In some cases, Kishore allegedly put program administrators on the payroll of his company or his charity, the National Library of Addictions, even though they did little or no work for him, Assistant Attorney General Nancy Maroney wrote in the prosecution’s outline of the allegations.
In other cases, Kishore said the payments were to cover fees for renting space at the sober houses to collect urine samples or see patients, according to the document.
Kishore filed more than 53,000 claims for reimbursement for 864 patients at the eight sober houses between July 2006 and May 2011, according to the document.
A professional spokeswoman representing Kishore said the 61-year-old doctor denies the allegations.
“The charges against Dr. Kishore are completely without merit and inconsistent with his three decades of solid medical practice in support of individuals with addiction issues,” said Diana Pisciotta, who works for the Boston public relations firm Denterlein. “Dr. Kishore has in no way inappropriately benefited from his patient-care work.”
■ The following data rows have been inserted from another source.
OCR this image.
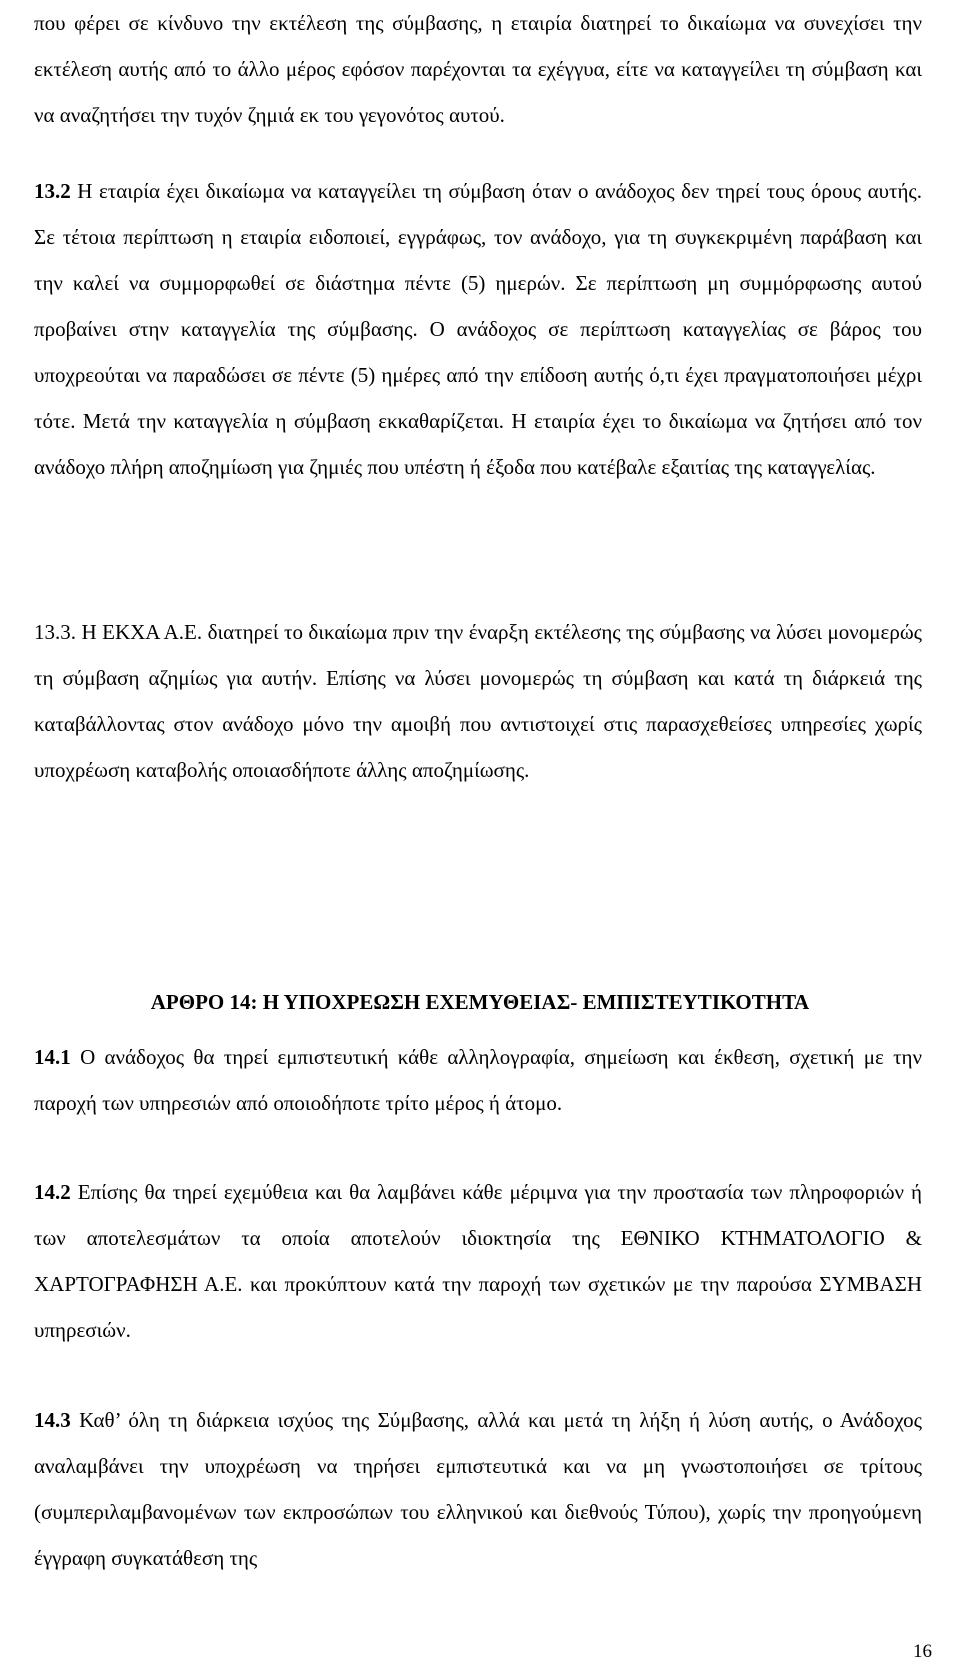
που φέρει σε κίνδυνο την εκτέλεση της σύμβασης, η εταιρία διατηρεί το δικαίωμα να συνεχίσει την εκτέλεση αυτής από το άλλο μέρος εφόσον παρέχονται τα εχέγγυα, είτε να καταγγείλει τη σύμβαση και να αναζητήσει την τυχόν ζημιά εκ του γεγονότος αυτού.

13.2 Η εταιρία έχει δικαίωμα να καταγγείλει τη σύμβαση όταν ο ανάδοχος δεν τηρεί τους όρους αυτής. Σε τέτοια περίπτωση η εταιρία ειδοποιεί, εγγράφως, τον ανάδοχο, για τη συγκεκριμένη παράβαση και την καλεί να συμμορφωθεί σε διάστημα πέντε (5) ημερών. Σε περίπτωση μη συμμόρφωσης αυτού προβαίνει στην καταγγελία της σύμβασης. Ο ανάδοχος σε περίπτωση καταγγελίας σε βάρος του υποχρεούται να παραδώσει σε πέντε (5) ημέρες από την επίδοση αυτής ό,τι έχει πραγματοποιήσει μέχρι τότε. Μετά την καταγγελία η σύμβαση εκκαθαρίζεται. Η εταιρία έχει το δικαίωμα να ζητήσει από τον ανάδοχο πλήρη αποζημίωση για ζημιές που υπέστη ή έξοδα που κατέβαλε εξαιτίας της καταγγελίας.

13.3. Η ΕΚΧΑ Α.Ε. διατηρεί το δικαίωμα πριν την έναρξη εκτέλεσης της σύμβασης να λύσει μονομερώς τη σύμβαση αζημίως για αυτήν. Επίσης να λύσει μονομερώς τη σύμβαση και κατά τη διάρκειά της καταβάλλοντας στον ανάδοχο μόνο την αμοιβή που αντιστοιχεί στις παρασχεθείσες υπηρεσίες χωρίς υποχρέωση καταβολής οποιασδήποτε άλλης αποζημίωσης.

ΑΡΘΡΟ 14: Η ΥΠΟΧΡΕΩΣΗ ΕΧΕΜΥΘΕΙΑΣ- ΕΜΠΙΣΤΕΥΤΙΚΟΤΗΤΑ

14.1 Ο ανάδοχος θα τηρεί εμπιστευτική κάθε αλληλογραφία, σημείωση και έκθεση, σχετική με την παροχή των υπηρεσιών από οποιοδήποτε τρίτο μέρος ή άτομο.

14.2 Επίσης θα τηρεί εχεμύθεια και θα λαμβάνει κάθε μέριμνα για την προστασία των πληροφοριών ή των αποτελεσμάτων τα οποία αποτελούν ιδιοκτησία της ΕΘΝΙΚΟ ΚΤΗΜΑΤΟΛΟΓΙΟ & ΧΑΡΤΟΓΡΑΦΗΣΗ Α.Ε. και προκύπτουν κατά την παροχή των σχετικών με την παρούσα ΣΥΜΒΑΣΗ υπηρεσιών.

14.3 Καθ’ όλη τη διάρκεια ισχύος της Σύμβασης, αλλά και μετά τη λήξη ή λύση αυτής, ο Ανάδοχος αναλαμβάνει την υποχρέωση να τηρήσει εμπιστευτικά και να μη γνωστοποιήσει σε τρίτους (συμπεριλαμβανομένων των εκπροσώπων του ελληνικού και διεθνούς Τύπου), χωρίς την προηγούμενη έγγραφη συγκατάθεση της

16
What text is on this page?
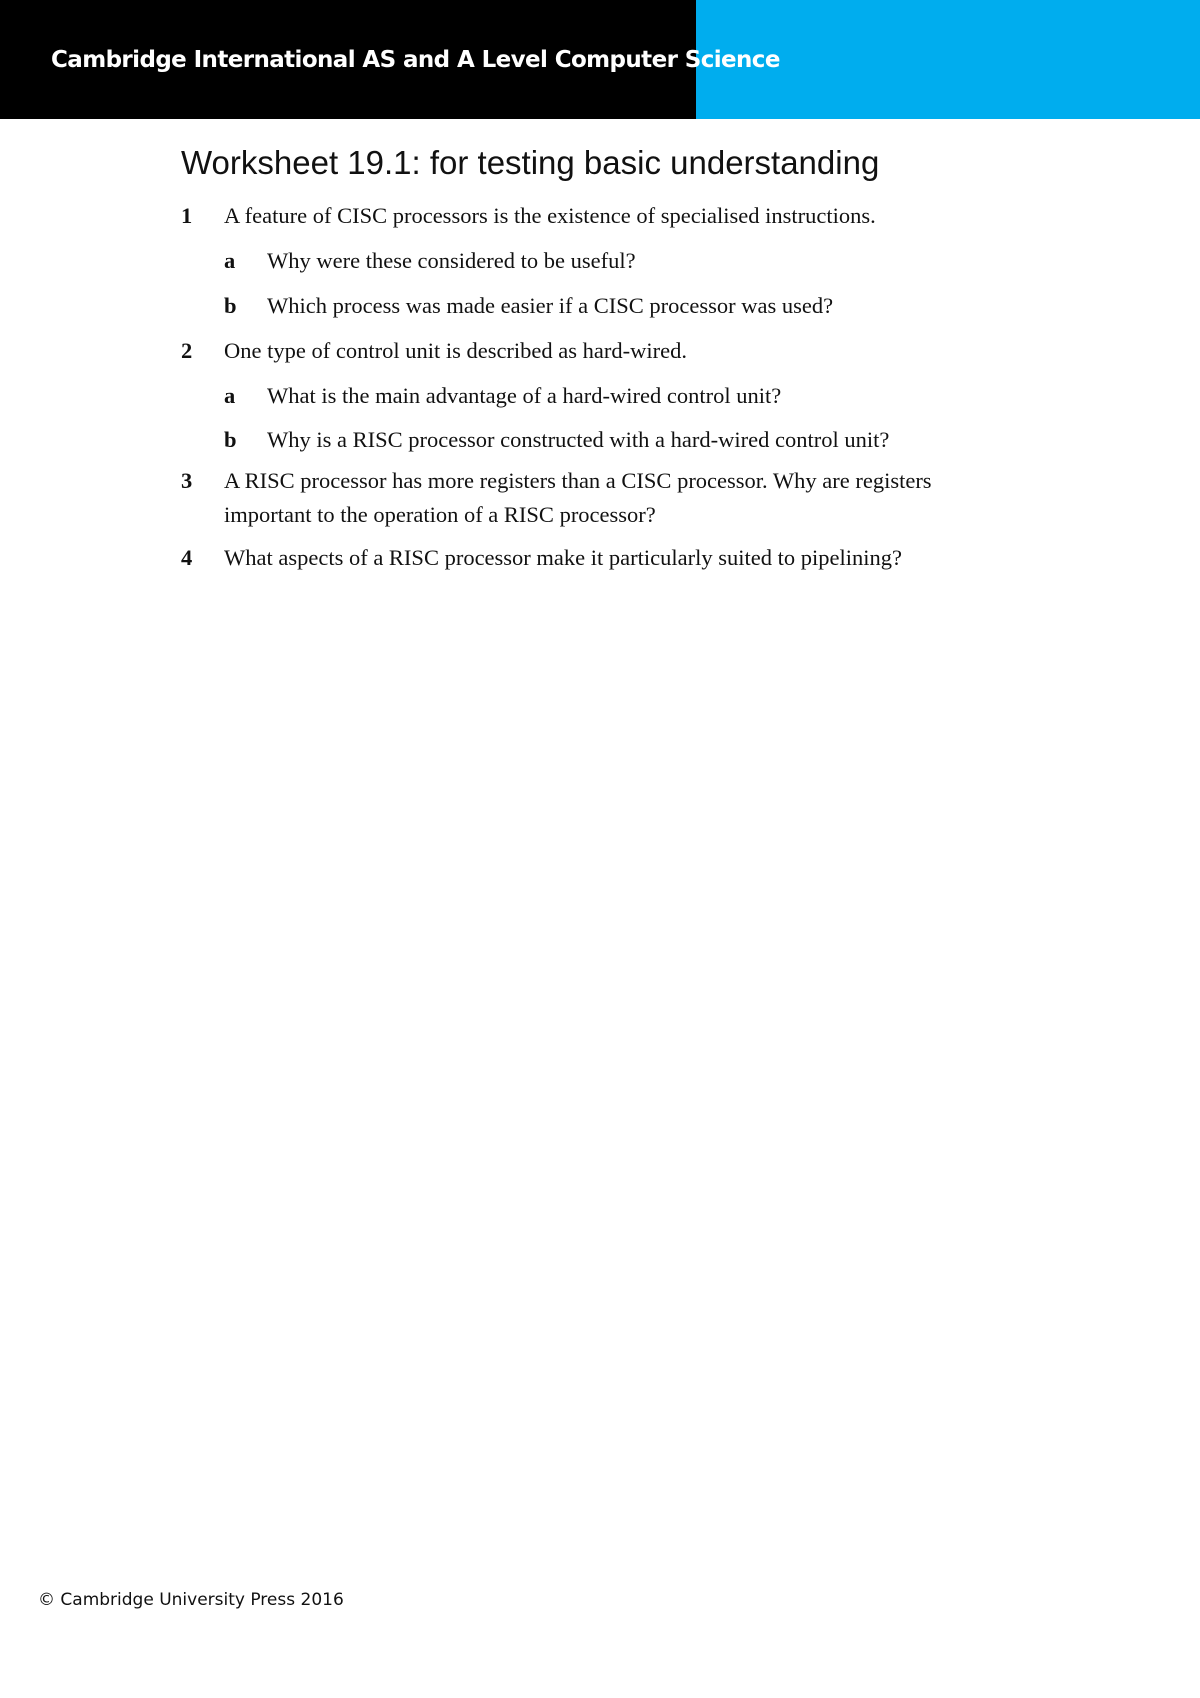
Cambridge International AS and A Level Computer Science
Worksheet 19.1: for testing basic understanding
1 A feature of CISC processors is the existence of specialised instructions.
a Why were these considered to be useful?
b Which process was made easier if a CISC processor was used?
2 One type of control unit is described as hard-wired.
a What is the main advantage of a hard-wired control unit?
b Why is a RISC processor constructed with a hard-wired control unit?
3 A RISC processor has more registers than a CISC processor. Why are registers important to the operation of a RISC processor?
4 What aspects of a RISC processor make it particularly suited to pipelining?
© Cambridge University Press 2016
Kishore is charged with eight counts each of Medicaid kickbacks and making false Medicaid claims.
He was ordered held on $150,000 bail after his arraignment Thursday, but he planned to ask a judge to lower the amount today, said Brad Puffer, a spokesman for the attorney general’s office.
A Malden District Court judge ordered Kishore held on $150,000 bail after he was arrested last month on one charge of paying kickbacks. A Middlesex Superior Court judge allowed him released on personal recognizance a day later, provided he surrender his passport and wear a GPS tracking bracelet.
He was indicted on additional charges last week in Suffolk County.
Several of Kishore’s clinics closed in recent months. The remaining ones closed abruptly following his arrest giving little or no notice to patients or employees, some of whom said they hadn’t been paid for weeks.
The clinics specialized in treating opiate addiction using a drug called Vivitrol marketed as a non-addictive alternative to methadone or Suboxone.